KL may seek international arbitration on water agreement, says minister
Malaysian Foreign Minister disagreed with Singapore's position that Malaysia lost the right to review the 1962 Water Agreement after it chose not to do so in 1987.
Malaysian Foreign Minister Saifuddin Abdullah has criticised recent comments by his Singaporean counterpart Vivian Balakrishnan over the 1962 Water Agreement as "reckless" and said Malaysia will seek international arbitration if Singapore refuses to negotiate.
Speaking in the Malaysian Parliament yesterday, Datuk Saifuddin disagreed with Singapore's position that Malaysia lost the right to review the 1962 Water Agreement after it chose not to do so in 1987.
"He (Dr Balakrishnan) accused Malaysia of not respecting the 1962 agreement by saying we can no longer review it after 25 years," he said. "Clause 14 of the agreement says that the (agreement) shall be subject to review after the expiry of 25 years from the date it is signed, and not at 25 years.
"So I don't understand what English is used by the Singaporean Foreign Minister to interpret it in such a manner."
He was replying to a question by opposition MP and former natural resources and environment minister Wan Junaidi Tuanku Jaafar on the terms of reference for bilateral talks on the water agreement.
"If they (Singapore) no longer want to negotiate, then we will bring it to international arbitration, and when we reach such a level, I hope the lawmakers here will give us the support to do so," Mr Saifuddin said.
Singapore Prime Minister Lee Hsien Loong proposed to his Malaysian counterpart, Tun Dr Mahathir Mohamad, in November last year that the attorneys-general of both sides meet to better understand each other's positions on whether Malaysia still had the right to review the price of water under the current pact.

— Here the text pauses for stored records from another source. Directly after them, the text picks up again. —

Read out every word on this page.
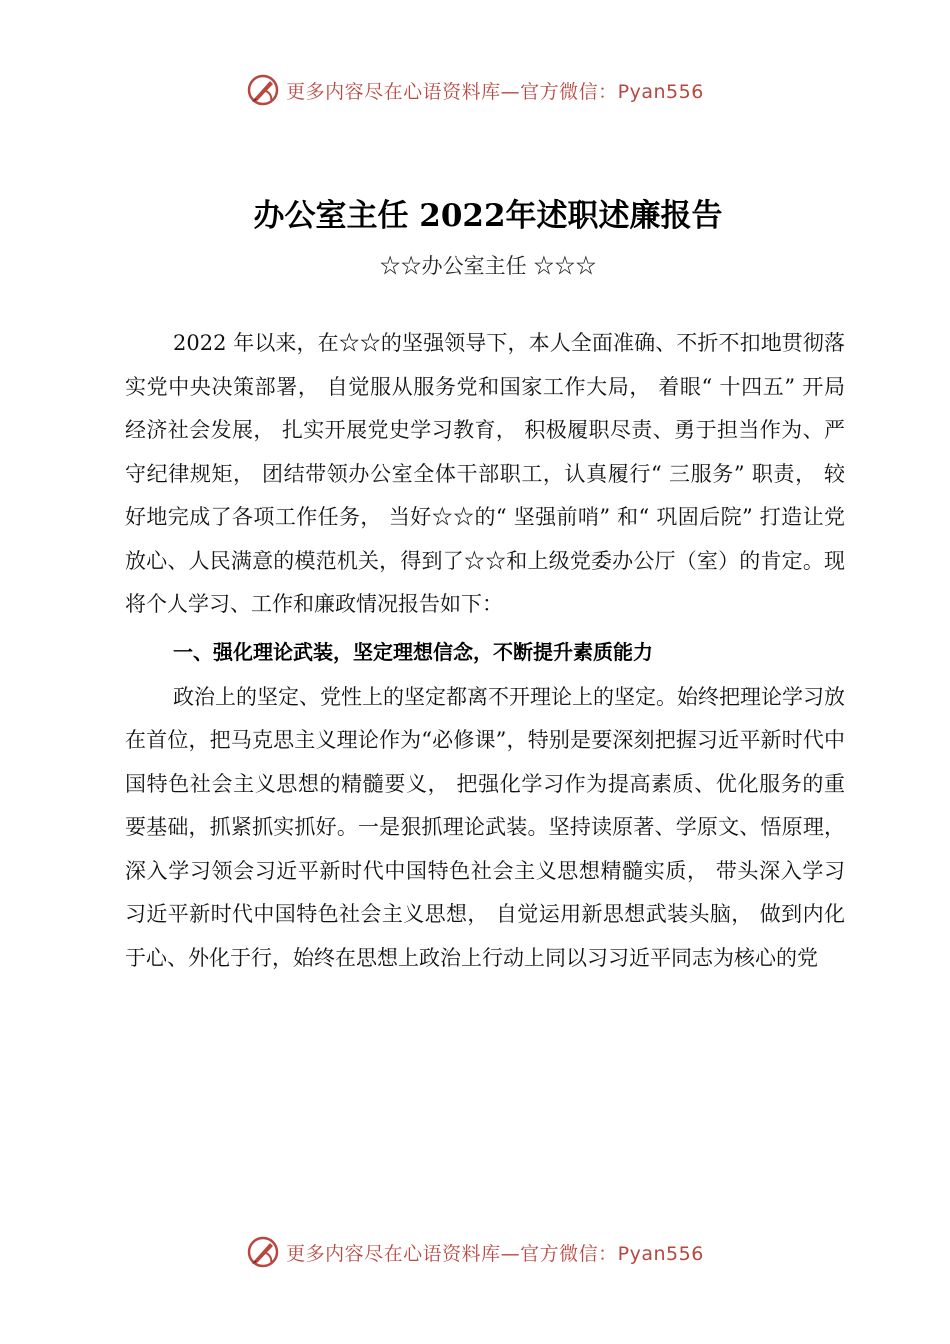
更多内容尽在心语资料库—官方微信：Pyan556
办公室主任 2022年述职述廉报告
☆☆办公室主任 ☆☆☆

2022 年以来，在☆☆的坚强领导下，本人全面准确、不折不扣地贯彻落实党中央决策部署， 自觉服从服务党和国家工作大局， 着眼“ 十四五” 开局经济社会发展， 扎实开展党史学习教育， 积极履职尽责、勇于担当作为、严守纪律规矩， 团结带领办公室全体干部职工，认真履行“ 三服务” 职责， 较好地完成了各项工作任务， 当好☆☆的“ 坚强前哨” 和“ 巩固后院” 打造让党放心、人民满意的模范机关，得到了☆☆和上级党委办公厅（室）的肯定。现将个人学习、工作和廉政情况报告如下：

一、强化理论武装，坚定理想信念，不断提升素质能力

政治上的坚定、党性上的坚定都离不开理论上的坚定。始终把理论学习放在首位，把马克思主义理论作为“必修课”，特别是要深刻把握习近平新时代中国特色社会主义思想的精髓要义， 把强化学习作为提高素质、优化服务的重要基础，抓紧抓实抓好。一是狠抓理论武装。坚持读原著、学原文、悟原理， 深入学习领会习近平新时代中国特色社会主义思想精髓实质， 带头深入学习习近平新时代中国特色社会主义思想， 自觉运用新思想武装头脑， 做到内化于心、外化于行，始终在思想上政治上行动上同以习习近平同志为核心的党

更多内容尽在心语资料库—官方微信：Pyan556
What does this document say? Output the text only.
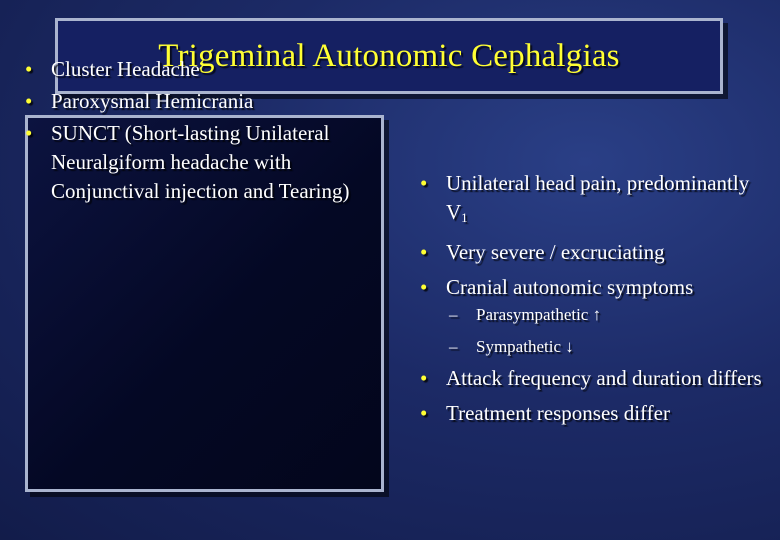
Trigeminal Autonomic Cephalgias
• Cluster Headache
• Paroxysmal Hemicrania
• SUNCT (Short-lasting Unilateral Neuralgiform headache with Conjunctival injection and Tearing)	• Unilateral head pain, predominantly $V_1$
• Very severe / excruciating
• Cranial autonomic symptoms
– Parasympathetic ↑
– Sympathetic ↓
• Attack frequency and duration differs
• Treatment responses differ
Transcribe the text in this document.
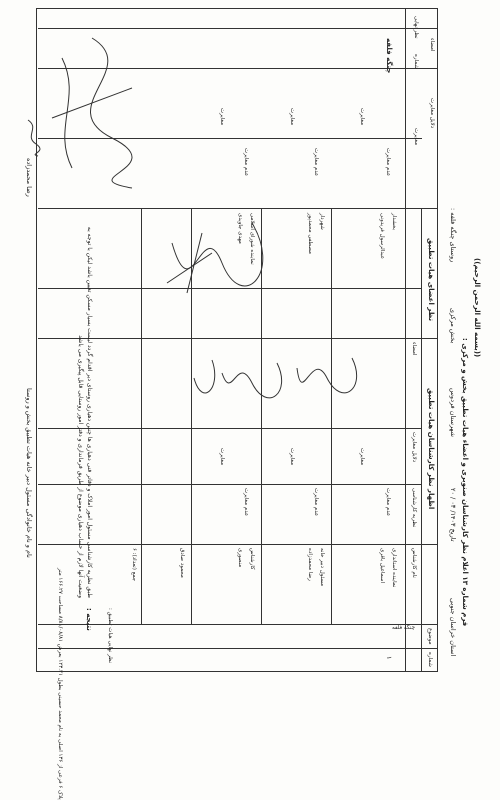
((بسمه الله الرحمن الرحیم))
فرم شماره ۱۳ اعلام نظر کارشناسان صنوبری و اعضاء هیات تطبیق بخش و مرکزی :
استان خراسان جنوبی
تاریخ ۱۴۰۳/ ۰۳ / ۲۰
شهرستان فردوس
بخش مرکزی
روستای چنگه فلفه :
شماره
موضوع
اظهار نظر کارشناسان هیات تطبیق
نام کارشناس
نظریه کارشناسی
دلایل مغایرت
امضاء
نظر اعضای هیات تطبیق
دلایل مغایرت
امضاء
۱
چنگه فلفه
پلاک ۶ فرعی از ۱۳۶ اصلی به نام محمد حسینی بطول ۱۲۳.۲۱ بعرض ۸/۸۱/۰۸/۸۱ مساحت ۱۶۶.۲۷ متر
نماینده استانداری
اسماعیل باقری
عدم مغایرت
مغایرت
مسئول دبیر خانه
رضا محمدزاده
عدم مغایرت
مغایرت
کارشناس
منصوری
عدم مغایرت
مغایرت
محمود صادق
جمع (تعداد): ۶
نظر نهایی هیات تطبیق :
بخشدار
عبدالرسول فریدونی
عدم مغایرت
مغایرت
شهردار
مصطفی محمدپور
عدم مغایرت
مغایرت
نماینده شورای اسلامی
مهدی جاویدی
عدم مغایرت
مغایرت
نتیجه :
طبق نظریه کارشناسی مسئول امور املاک و دفاتر فنی دهیاری ها چنین دهیاری روستای دیر اقدام گردد لیست بسیار مسکن تعیین باشد لیکن با توجه به وضعیت آنها لازم از حساب دهیاری موضوع از طریق فرمانداری و دفتر امور روستایی قابل پیگیری می باشد
چنگه فلفه	شماره
نظر نهایی
مغایرت
نام و نام خانوادگی مسئول دبیر خانه هیات تطبیق بخش و روستا
رضا محمدزاده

Mr Saifuddin yesterday said that before Malaysia takes the matter to international arbitration, it needs to ensure the country, especially Johor, has ample water supply.
"We need to work on zero dependency on water from Singapore," he said.
The latest exchange of words between the neighbours started when Dr Mahathir said late last month that"rich" Singapore has been benefiting from "poor" Malaysia and urged Johor to speak up against the 1962 Water Agreement.
On March 1, Dr Balakrishnan, speaking during a debate on the Foreign Ministry's budget in Parliament, said the water pact is not about who is richer or poorer.
"It is about the fundamental principle of respecting the sanctity of agreements," he said, adding that Dr Mahathir's words were a "red herring" intended to rouse public opinion.
He also noted that Dr Mahathir acknowledged in 2002, during his first stint as prime minister from 1981 to 2003, that he did not seek the review in 1987 as any revision would also have affected the price of treated water sold by Singapore to Malaysia.
Under the 1962 Water Agreement, which expires in 2061, Singapore can draw up to 250 million gallons a day (mgd) of raw water from Johor at three sen per 1,000 gallons.
Johor is entitled to buy up to five mgd of treated water from Singapore at 50 sen per 1,000 gallons, a price that Singapore says is heavily subsidised and below the cost of treating the water.
Singapore has also, in practice, been supplying 16 mgd of treated water at Johor's request.
Asked if there were subsidies given to Singapore in the sale and purchase of water, Mr Saifuddin claimed Malaysia has given at least RM2.4 billion in subsidies to the Republic since the 1960s - which he said, without giving details on the calculations, translates to about RM100,000 (S$33,200) a day, or RM42 million a year, in subsidies.
He also accused Dr Balakrishnan of insinuating that the current Malaysian government was facing governance problems. "That is a malicious accusation, it is hitting below the belt," said Mr Saifuddin.